この2クラブが沈んでいるようでは、ラ・リーガは物足りない。昨シーズン途中からのルベン・バラハ体制でなんとか降格を免れたバレンシアは、今夏の補強も順調とは言い難い。その部分だけをみれば、メンディリバル体制2年目となるセビージャにも同じことが言えるのかもしれない。

試合を決めたのは、ラ・リーガ名物のレッドカードだった。セビージャのCBバデの不運な退場。その代わりに投入されたガットーニのミスからチャンスを作り、ハビ・ゲラが決定力を見せつけた。

バレンシアで特に目を引いたのは、両翼を構成するカンテラーノだ。ディエゴ・ロペスは至る所に顔を出し、フラン・ペレスはキレのあるドリブルで敵陣を切り裂いた。クラブが苦しい時には、優秀な育成組織の存在は涙が出るほどありがたい。若き両翼によって、クラブは低迷期を脱することになるのだろうか。

彷彿 - ラス・パルマス vs マジョルカ

ラス・パルマス 1 - 1 マジョルカ

カナリア諸島とバレアレス諸島、島同士の激突だ。
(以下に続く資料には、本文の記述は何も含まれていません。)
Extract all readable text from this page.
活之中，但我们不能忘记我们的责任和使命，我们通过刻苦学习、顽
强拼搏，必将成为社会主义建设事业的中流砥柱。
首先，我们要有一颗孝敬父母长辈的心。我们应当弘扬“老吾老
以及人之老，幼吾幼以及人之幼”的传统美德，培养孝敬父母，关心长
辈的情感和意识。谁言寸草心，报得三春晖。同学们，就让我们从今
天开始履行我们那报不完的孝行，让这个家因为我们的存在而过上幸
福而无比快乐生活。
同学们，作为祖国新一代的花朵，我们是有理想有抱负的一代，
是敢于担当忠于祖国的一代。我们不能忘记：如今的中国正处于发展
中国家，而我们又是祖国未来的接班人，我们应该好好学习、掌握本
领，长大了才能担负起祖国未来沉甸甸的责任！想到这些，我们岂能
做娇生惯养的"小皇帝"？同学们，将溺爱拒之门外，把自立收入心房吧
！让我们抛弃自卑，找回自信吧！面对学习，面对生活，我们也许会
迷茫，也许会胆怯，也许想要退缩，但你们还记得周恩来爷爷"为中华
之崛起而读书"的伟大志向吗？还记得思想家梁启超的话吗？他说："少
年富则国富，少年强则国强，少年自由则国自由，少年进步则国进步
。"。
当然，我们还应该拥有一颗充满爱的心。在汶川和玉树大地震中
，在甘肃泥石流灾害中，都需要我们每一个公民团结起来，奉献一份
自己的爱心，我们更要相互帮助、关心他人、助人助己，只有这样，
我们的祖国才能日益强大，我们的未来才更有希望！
ラス・パルマスを率いるのは、ラ・マシア育ちの指揮官、ガルシア・ピミエンタ。バルセロナBでも3シーズン指揮した経験があり、ラス・パルマスを5年ぶりのプリメーラ復帰に導いた。夏の移籍市場でノリに乗っているマジョルカは、エスパニョールの中心的存在のダルデルをはじめ、ラリン、サムエル・コスタなどの補強に成功。アギーレの手腕により、選手の能力は最大限に引き出されるだろう。

前半からラス・パルマスがボールを支配する時間が続いた。バルセロナ流の 4-3-3 で、エースのジョナタン・ヴィエラがファルソ・ヌエべを担う。中盤を含めた4〜5枚が流れるようにパスを出し入れする姿は、バルセロナのティキ・タカを彷彿とさせた。昇格組相手にボールを捨てて 5-4-1 で守るマジョルカとは対極的な選択だ。前半の支配率は、ラス・パルマスが 76:24 で上回った。

後半に入ると、アギーレが動く。ダルデルを投入し、システムを 4-2-3-1 に変更。守備では相手ピボーテへの圧力を強めることに成功し、攻撃では前線の活性化をもたらした。試合を通して70%近い保持率を記録したラス・パルマスはファイナルサードの精度を欠き、シュートは5本のみ。対するマジョルカは、30%の保持率ながらも倍以上の12本のシュートを放った。

帰還 - セルタ vs オサスナ

セルタ 0 - 2 オサスナ

ラファエル・ベニテスがラ・リーガに帰ってきた。15-16シーズンにレアル・マドリーを解任されて以来、約8年ぶりだ。開幕節の相手は、アラサテ監督が6年目の長期政権を築いているオサスナ。年数からも察しうるとおり、この試合では戦術の浸透度の差がもろに表れることとなった。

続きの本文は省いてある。